Lo que en modo alguno aceptarían para un europeo, les parece de lo más natural y conveniente para un árabe. Una cosa es que aquí no imaginemos siquiera la posibilidad de colgar a los gais de una grúa o reducir a las mujeres a la mera condición de ganado; y otra completamente distinta admitir esa situación para otros países bajo el principio de que hay que respetar las costumbres locales.

Sorprendentemente, los sirios e iraquíes que han salido de estampida hacia Europa no paran de desmentir a los miembros de esa curiosa oenegé de Racistas sin Fronteras. Los fugitivos del Califato podrían haber elegido Arabia Saudí o los opulentos emiratos petroleros del Golfo como refugio; pero no. Cada vez que alguien los empuja a salir de su país escogen extrañamente a las impías naciones europeas y, en particular, a Alemania, que es el colmo del capitalismo y la liberalidad en materia de costumbres.

Con esta inesperada elección les están creando un problema a sus países de destino, aunque lo cierto es que el drama se encuentra en el origen. Para ser exactos, en el triunfante avance del Estado Islámico, o Daesh, que poco a poco va devolviendo a la Edad Media unos territorios que apenas habían entrado en el siglo XX.

Las teocracias musulmanas nunca han sido fuente de grandes progresos ni alegrías para el resto del mundo, cierto es.
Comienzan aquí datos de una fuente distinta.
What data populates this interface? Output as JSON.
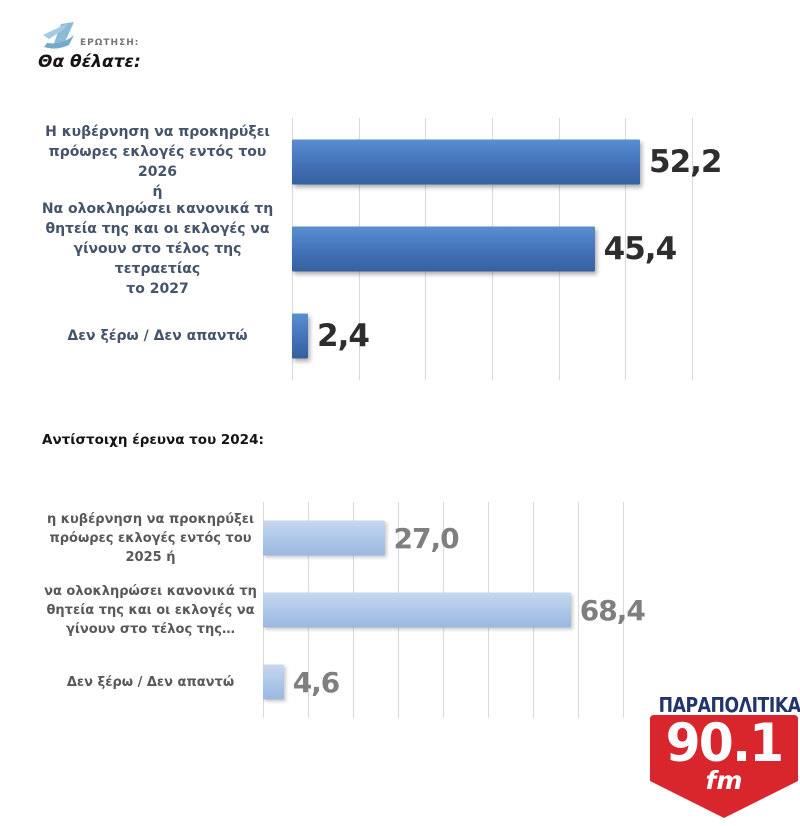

Sátrapas como el sirio Al Assad o el ya derrocado Gadafi, en Libia, se bastarían por sí solos para llenar varios capítulos de la historia universal de la infamia.

Infelizmente, los bárbaros que luchan contra ellos son aún peores: y por extraño que parezca, han engordado gracias al apoyo de los gobiernos occidentales. Los americanos, por ejemplo, no dudaron en suministrar dinero, armas y rambos a los muyahidines de Bin Laden en Afganistán; o en derrocar al tirano Sadam Husein al que acaso se eche tanto de menos ahora en Irak.

De esos y otros desatinos procede la actual oleada de fugitivos del Islam que la vieja -e incorregible- Europa no sabe muy bien cómo atender ahora. Quizá Merkel debiera pedirles consejo a los partidarios de la alianza de civilizaciones. Como si hubiera más de una.